Até há uns anos, seguia o futebol religiosamente. Mas não era religiosamente no sentido em que uma pessoa se diz “católica por tradição”. Quer dizer, também não era religiosamente como o Bin Laden seguia os ensinamentos do Alcorão. Mas era um religiosamente já bom, ao nível daqueles cultos que enchem pavilhões poli-desportivos e que, só numa tarde, expulsam o demónio dos organismos de alguns três autopullmans de fiéis.
Depois, a vida mudou um pouco e deixei de seguir o futebol. E assim continuaram as coisas até aos últimos meses. Altura em que, para escrever o que quer que seja sobre o governo, e mais especificamente acerca do primeiro-ministro, passou a ser impossível não acompanhar tudo o que é jogo da bola. Isto porque, neste momento, a agenda de António Costa e os calendários da Federação Portuguesa de Futebol, da Liga, da UEFA e da FIFA são mais coincidentes do que membros deste governo e casos de alegada corrupção.
A última destas coincidências forçou o primeiro-ministro a deslocar-se à Nova Zelândia, para assistir ao jogo de estreia de Portugal no campeonato do mundo de futebol feminino. Viagem que, por coincidência, obrigou a uma outra estreia. A de um primeiro-ministro chegar atrasado e sair mais cedo de uma reunião do Conselho de Estado. Em terminologia de gestão de mercadorias, António Costa é, portanto, um primeiro-ministro LIFO: Last In, First Out (e eu convencido que tinha esgotado as chances de aplicar os conhecimentos adquiridos nas aulas do Contabilidade do 10º ano. Que naive). Já em terminologia informal, é mais comum o chefe do executivo ser considerado, não LIFO, mas PÍFIO. Em qualquer dos casos, resta a certeza de nos ter saído uma bela encomenda.

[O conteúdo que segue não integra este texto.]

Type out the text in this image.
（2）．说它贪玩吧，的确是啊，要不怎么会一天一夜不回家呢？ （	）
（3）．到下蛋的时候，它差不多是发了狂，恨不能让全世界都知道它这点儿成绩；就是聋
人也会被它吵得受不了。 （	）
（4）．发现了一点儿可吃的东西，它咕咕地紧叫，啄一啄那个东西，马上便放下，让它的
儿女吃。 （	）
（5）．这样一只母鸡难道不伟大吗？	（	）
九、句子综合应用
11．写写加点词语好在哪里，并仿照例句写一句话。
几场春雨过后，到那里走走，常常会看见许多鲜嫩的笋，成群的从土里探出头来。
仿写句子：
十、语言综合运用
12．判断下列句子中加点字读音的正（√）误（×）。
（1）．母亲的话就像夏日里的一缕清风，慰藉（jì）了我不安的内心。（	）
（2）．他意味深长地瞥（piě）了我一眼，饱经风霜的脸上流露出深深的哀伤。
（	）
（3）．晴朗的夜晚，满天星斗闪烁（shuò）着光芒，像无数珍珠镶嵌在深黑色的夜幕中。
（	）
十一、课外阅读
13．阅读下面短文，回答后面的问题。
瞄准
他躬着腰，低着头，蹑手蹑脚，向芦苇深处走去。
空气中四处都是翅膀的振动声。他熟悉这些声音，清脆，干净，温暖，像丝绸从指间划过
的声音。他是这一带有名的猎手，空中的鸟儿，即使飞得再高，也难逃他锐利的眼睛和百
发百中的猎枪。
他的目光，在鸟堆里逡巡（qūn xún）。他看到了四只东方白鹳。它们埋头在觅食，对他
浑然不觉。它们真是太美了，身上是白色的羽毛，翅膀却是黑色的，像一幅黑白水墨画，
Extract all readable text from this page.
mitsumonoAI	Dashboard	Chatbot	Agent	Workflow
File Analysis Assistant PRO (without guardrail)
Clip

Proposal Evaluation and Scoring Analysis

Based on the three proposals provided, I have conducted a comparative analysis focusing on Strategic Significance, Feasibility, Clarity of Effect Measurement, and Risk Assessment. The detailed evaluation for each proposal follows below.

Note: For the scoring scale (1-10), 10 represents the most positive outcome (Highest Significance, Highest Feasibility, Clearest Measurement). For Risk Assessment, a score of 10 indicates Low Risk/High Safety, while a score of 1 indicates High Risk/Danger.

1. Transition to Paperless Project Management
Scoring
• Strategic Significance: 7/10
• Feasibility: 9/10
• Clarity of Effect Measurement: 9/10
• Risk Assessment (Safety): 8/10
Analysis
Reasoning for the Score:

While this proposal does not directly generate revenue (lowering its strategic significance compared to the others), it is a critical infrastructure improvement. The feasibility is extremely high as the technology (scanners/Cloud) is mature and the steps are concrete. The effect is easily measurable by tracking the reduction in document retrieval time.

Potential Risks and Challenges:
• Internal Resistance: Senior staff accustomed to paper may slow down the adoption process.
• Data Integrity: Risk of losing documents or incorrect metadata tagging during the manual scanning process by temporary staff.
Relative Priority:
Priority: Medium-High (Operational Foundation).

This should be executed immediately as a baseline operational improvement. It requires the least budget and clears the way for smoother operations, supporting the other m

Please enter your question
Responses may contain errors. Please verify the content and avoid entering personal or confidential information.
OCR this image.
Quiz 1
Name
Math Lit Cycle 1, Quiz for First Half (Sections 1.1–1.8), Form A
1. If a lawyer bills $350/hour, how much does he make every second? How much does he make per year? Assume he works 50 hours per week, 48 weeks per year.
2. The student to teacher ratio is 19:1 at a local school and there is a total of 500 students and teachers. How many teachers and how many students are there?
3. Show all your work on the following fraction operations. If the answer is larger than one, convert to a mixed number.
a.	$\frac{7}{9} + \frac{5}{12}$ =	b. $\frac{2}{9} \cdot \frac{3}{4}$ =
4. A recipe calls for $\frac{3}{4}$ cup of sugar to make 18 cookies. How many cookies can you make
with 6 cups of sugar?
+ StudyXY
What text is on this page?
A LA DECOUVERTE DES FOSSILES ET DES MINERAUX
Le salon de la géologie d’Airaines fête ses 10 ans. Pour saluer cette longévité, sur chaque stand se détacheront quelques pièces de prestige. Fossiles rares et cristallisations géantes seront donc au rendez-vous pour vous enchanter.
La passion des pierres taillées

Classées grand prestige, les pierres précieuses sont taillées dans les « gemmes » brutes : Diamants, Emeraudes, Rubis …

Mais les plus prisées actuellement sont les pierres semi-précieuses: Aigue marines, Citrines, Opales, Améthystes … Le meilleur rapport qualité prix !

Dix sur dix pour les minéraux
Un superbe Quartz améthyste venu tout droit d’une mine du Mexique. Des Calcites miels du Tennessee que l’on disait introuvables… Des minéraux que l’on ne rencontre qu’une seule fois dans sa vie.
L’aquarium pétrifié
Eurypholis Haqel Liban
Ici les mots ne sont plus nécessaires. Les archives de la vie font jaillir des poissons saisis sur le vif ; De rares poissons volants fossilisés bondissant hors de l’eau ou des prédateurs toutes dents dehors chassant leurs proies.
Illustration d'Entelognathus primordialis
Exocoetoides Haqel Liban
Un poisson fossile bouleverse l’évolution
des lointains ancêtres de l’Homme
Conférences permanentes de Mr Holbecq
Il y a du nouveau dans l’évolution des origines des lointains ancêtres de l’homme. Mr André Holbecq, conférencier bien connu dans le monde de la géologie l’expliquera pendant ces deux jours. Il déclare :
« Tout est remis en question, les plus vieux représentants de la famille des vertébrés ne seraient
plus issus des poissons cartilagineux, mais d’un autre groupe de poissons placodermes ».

De início, esta deslocação de António Costa à Nova Zelândia pareceu-me apenas mais uma corriqueira afronta ao zé-povinho. Só que não. O primeiro-ministro só foi à Nova Zelândia, porque a Nova Zelândia fica mesmo a caminho de Timor-Leste, onde o líder do governo chegou ontem para uma visita oficial. Vamos lá ver. Fica mesmo a caminho se uma pessoa, ao levantar voo de Portugal, seguir para oeste, bem entendido. Opção que, nesse caso, resulta no caminho mais longo para chegar a Timor-Leste… Mas não interessa. O que interessa é que Costa está em Dili.
E interessa perguntar, igualmente, porque motivo António Costa, tendo parado na Nova Zelândia para ver a selecção portuguesa, não aproveitou para parar em Vanuatu. Isso, sim, foi um escândalo. Que Vanuatu é mesmo ali ao lado, e foi onde, por estes dias, se realizou mais uma etapa da Liga Vanuatuana de land diving. Modalidade percursora do moderno bungee jumping, mas em que são atadas aos pés dos atletas umas absolutamente inelásticas trepadeiras. Um desporto que dizem ser óptimo para quem deseja esticar as costas poupando em osteopatas. E do qual é vedeta maior, Anitelu Chenoweth, ainda descendente do explorador português Pedro Fernandes de Queirós que, em 1606, descobriu aquele arquipélago (eu sabia que não tinha esgotado as chances de aplicar os conhecimentos adquiridos nas aulas de História do 11º ano. Que perspicaz).
Portanto, à atenção do primeiro-ministro. Já para o mês que vem realiza-se a final da Taça Vanuatuana de land diving, na qual Anitelu Chenoweth é apontado como grande favorito. É o mínimo que se pode exigir a António Costa: ir a Vanuatu apoiar Anitelu Chenoweth nos seus saltos para o vazio pendurado por trepadeiras, deixando, por cá, vários interlocutores em reuniões importantes, também eles, pendurados.